Alternatively, he may be a selfish uncaring arse in this and other ways, and you should assemble the wildfowl ...

Stopthebusplease · 26/09/2022 23:38

I really feel for you OP. He sounds like a selfish arse to be honest. He should at least try and do something to ease your discomfort, but his abject failure to do so, would really make me wonder whether he's the right man for me. Assuming of course that you do actually tell him what you would like/need him to do, and aren't just expecting him to read your mind. Hate how everyone jumps in to be horrible on threads like this, where's your empathy ladies?

Stravaig · 27/09/2022 00:13

Just read everyone else's comments! So, for a bit of balance, if I was sitting having a cup of tea with you OP, and you said your feet were sore, I would absolutely offer you a foot rub. However, I tend towards tactile, and comfort with my own body and other people's, and while I don't know anything much about plantar fasciitis, I'm quite happy to ask for and follow instructions. Touch is such basic yet powerful care - for some people.

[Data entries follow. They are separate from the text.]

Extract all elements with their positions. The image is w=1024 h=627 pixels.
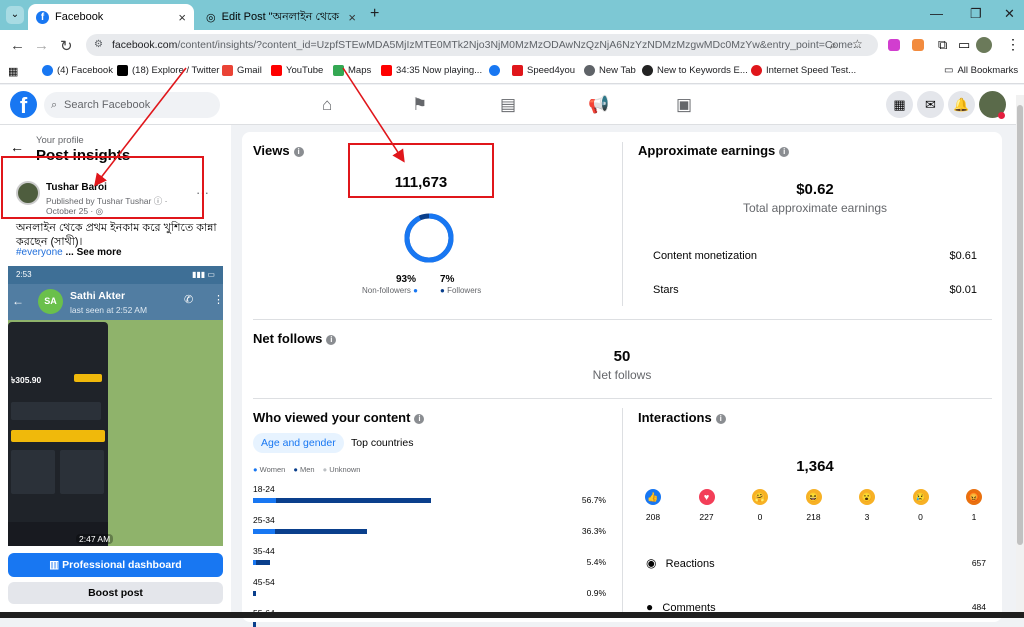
annotation-arrows — [94, 67, 405, 187]
scrollbar[interactable] — [1016, 95, 1024, 618]
taskbar — [0, 612, 1024, 618]
scrollbar-thumb[interactable] — [1017, 105, 1023, 545]
men-bar — [253, 622, 256, 627]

Just ask your OH for what you want and need, cleanly and directly. If your relationship is generally sound, he will be happy to learn; or you will accept his no, and meet this need in another way, whether foam rollers or massages or tactile friends. If it is part of a larger problem, well, you will know that too, and be able to make plans.

ps. to feet everywhere ~ you are amazing structures which deserve care and respect. Don't listen to the haters!